Tempête (dans un verre deau) à la Chapelle St-Pry
L’exposition de l’artiste nantais Régis Perray a été, ces derniers jours, le théâtre d’une étrange polémique. Joël Caron, porte-parole des Verts dans l’arrondissement, aussi présent que silencieux lors du vernissage de l’exposition, s’est fendu d’un communiqué pour en vilipender « l’indigence ».
Méthode curieuse pour arguments saugrenus. Les Verts, généralement peu habitués à entendre dans leurs propres rangs la diatribe des Christine Boutin, Philippe de Villers et autres progressistes, apprécieront à leur juste valeur les propos sur l’art contemporain de leur porte-parole dans le Béthunois.
Parce que je refuse l’instrumentalisation politique de l’art, j’ai souhaité laisser à l’artiste le soin de répondre sur le fond. Et comme rien ne vaut l’art de visu, je vous invite à visiter l’exposition de Régis Perray «
« Indigente », l’expo à la chapelle « Saint-Prix » ?

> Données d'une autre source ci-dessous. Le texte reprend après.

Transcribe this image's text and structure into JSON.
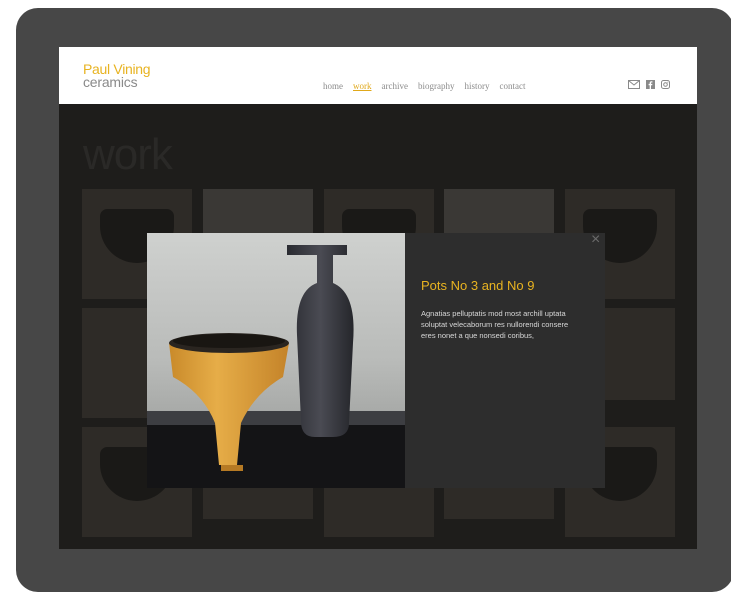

Joël Caron, porte-parole des Verts de l’arrondissement de Béthune, tire à boulets rouges contre l’exposition présentée actuellement à la chapelle Saint-Pry.
Les rumeurs étaient parvenues jusqu’aux oreilles de Régis Perray. L’artiste nantais avait fait part de la « tension » qu’il avait ressentie durant l’installation de son exposition, qui avait vu défiler pléthore de mines inquiètes. « Quelqu’un répand des contre-vérités », s’était plaint l’auteur du Tuning Bach, déjà présenté à Béthune. En refusant de révéler le nom de son contempteur.
Hier, Joël Caron, porte-parole des Verts de l’arrondissement de Béthune, est sorti du bois. Et s’est ouvert au maire, par lettre interposée, de l’ire que lui inspire « La Chapelle Saint-Prix ». « Au nom des Verts, je déplore "cette" manifestation d’art contemporain. (…) Outre la vacuité et l’absence d’intérêt de l’exposition, bien que ce terme convienne mal aux extravagances offertes au regard dubitatif voire exaspéré du public, l’indigence et l’insignifiance de ce non événement qui doit pourtant coûter bien cher à la ville et à ses habitants, j’ai eu la surprise de trouver, mis à la disposition des visiteurs, deux dépliants (…) » Les documents font notamment état de la procédure à suivre, sous la forme illustrée d’une notice Ikea pour gamins, pour embusquer un tireur dans le coffre d’une voiture. « Mauvais goût », vitupère Joël Caron. Quand bien même ces réalisations ne sont pas celles de Régis Perray lui-même, mais d’un ami. Le Vert appelle au respect d’un lieu « abîmé et défiguré ». Daniel Boys, chantre de l’art contemporain à Béthune, sera-t-il du même avis ? •
L’artiste Régis Perray répond aux Verts
Après les anathèmes proférés par le porte-parole des Verts de l’arrondissement, Joël Caron, Régis Perray défend son exposition, « La chapelle Saint-Prix ».
Dans une lettre, l’artiste nantais accuse : « Je suis heureux de ne pas être des vôtres à l’approche des élections ; on peut constater que vous profitez de tout, même d’une exposition, pour vos “basses oeuvres”. Vous étiez pourtant au vernissage, vous auriez pu vous adresser à moi, mais vous n’avez pas eu cette politesse et cette volonté de dialogue. » Joël Caron a stipendié « l’indigence » et « l’insignifiance » de la création d’art contemporain. Pour un peu, Régis Perray ressusciterait une querelle des Anciens et des Modernes : « Vos méthodes sont arriérées et bien loin des gens. Même les représentants de la droite, souvent caricaturés comme opposés à l’art contemporain, sont plus ouverts d’esprits que vous. » Depuis son installation, l’exposition a suscité l’ire de Béthunois craignant une dévastation de la chapelle. « Où étiez-vous, poursuit Régis Perray, il y a quelques années, à la pose des cimaises en bois qui ont caché les vitraux ? Ou étiez-vous à la pose de ce sol en matériaux si peu écologiques sur les beaux carreaux colorés ? » L’artiste tente de retenir un mérite de la campagne de dénigrement : le buzz créé autour de l’expo. « Je compte sur vous pour bien continuer à prendre en otage mon projet pour vos intérêts personnels. Quel succès pour l’exposition ! ».